The root cause of this behavior was - you guessed it - partial implementation of ce_vsprintf(), which in this case was ignoring precision, but in a different, more dangerous way than ROUND() was. When presented with a string like ABS(-3) + ABS(6), SQLite's tokenizer uses sprintf() to "extract" 3 from the first call, prepending it with - in the format and using a precision specifier starting at its index to copy it and only the next character (a null terminator) into a pre-allocated 3-byte buffer. Because ce_vsprintf() was ignoring precision, it instead copied 3) + ABS(6) into the buffer, overrunning it and corrupting the memory beyond. The fix was the same as for ROUND(): fully implementing precision in ce_vsprintf().

Internal refactoring

SQLite/CEdit 0.9.0 has been reworked substantially with unified functions for managing interface control states for more consistent behavior, as well as centralized management of keyboard shortcuts that apply to all views. Keyboard shortcuts for specific views are still handled explicitly within the relevant controls and subclasses. This work should reduce potential interface state and keyboard shortcut bugs in future releases. A new standard function for passing text messages to the text results pane has also been implemented to be leveraged by more system-level operations in future releases.

SQLite/CEdit's dynamic context menu system has been significantly refactored in this release to fix a long-standing bug that prevented it from functioning in the CE 2.0 x86 emulator environment, which appears to have a longstanding bug causing the standard RemoveMenu() function to corrupt internal state when invoked on a menu directly attached to the command bar.

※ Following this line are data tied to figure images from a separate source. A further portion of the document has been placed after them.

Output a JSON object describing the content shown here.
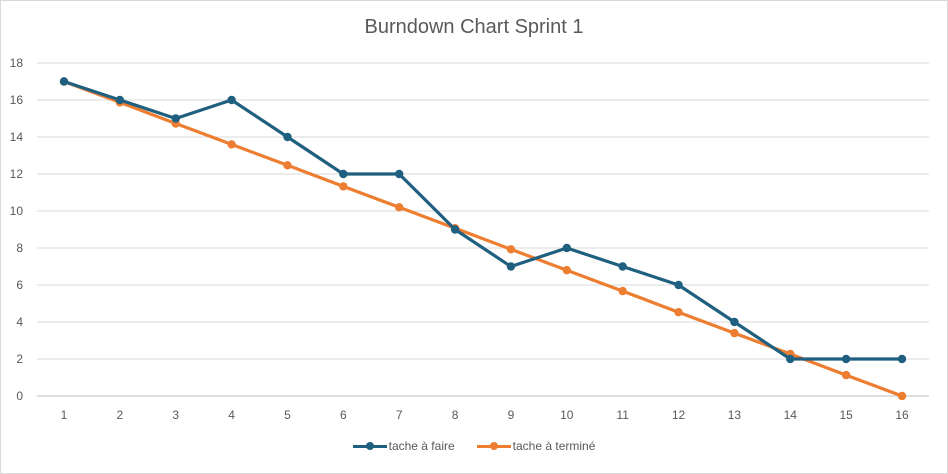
{
  "chart_data": {
    "type": "line",
    "title": "Burndown Chart Sprint 1",
    "x": [
      1,
      2,
      3,
      4,
      5,
      6,
      7,
      8,
      9,
      10,
      11,
      12,
      13,
      14,
      15,
      16
    ],
    "x_tick_labels": [
      "1",
      "2",
      "3",
      "4",
      "5",
      "6",
      "7",
      "8",
      "9",
      "10",
      "11",
      "12",
      "13",
      "14",
      "15",
      "16"
    ],
    "y_tick_labels": [
      "0",
      "2",
      "4",
      "6",
      "8",
      "10",
      "12",
      "14",
      "16",
      "18"
    ],
    "ylim": [
      0,
      18
    ],
    "grid": true,
    "legend_position": "bottom",
    "series": [
      {
        "name": "tache à faire",
        "color": "#1f5f7f",
        "values": [
          17,
          16,
          15,
          16,
          14,
          12,
          12,
          9,
          7,
          8,
          7,
          6,
          4,
          2,
          2,
          2
        ]
      },
      {
        "name": "tache à terminé",
        "color": "#ed7d31",
        "values": [
          17,
          15.87,
          14.73,
          13.6,
          12.47,
          11.33,
          10.2,
          9.07,
          7.93,
          6.8,
          5.67,
          4.53,
          3.4,
          2.27,
          1.13,
          0
        ]
      }
    ]
  }
}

The new dynamic context implementation completely destroys, rebuilds and reattaches the top-level menu and redraws the command bar with every view switch, reattaching the existing submenus afterwards.

Binaries

This release includes both SH3 and MIPS binaries for Windows CE 2.0 systems. SH3 binaries are tested on an HP 620LX and an HP 360LX, both running CE 2.0. MIPS binaries are currently tested on an NEC MobilePro 790 running CE 3.0, as I lack an earlier CE 2.0 MIPS system to test with, but this package is expected to be reliable on such devices.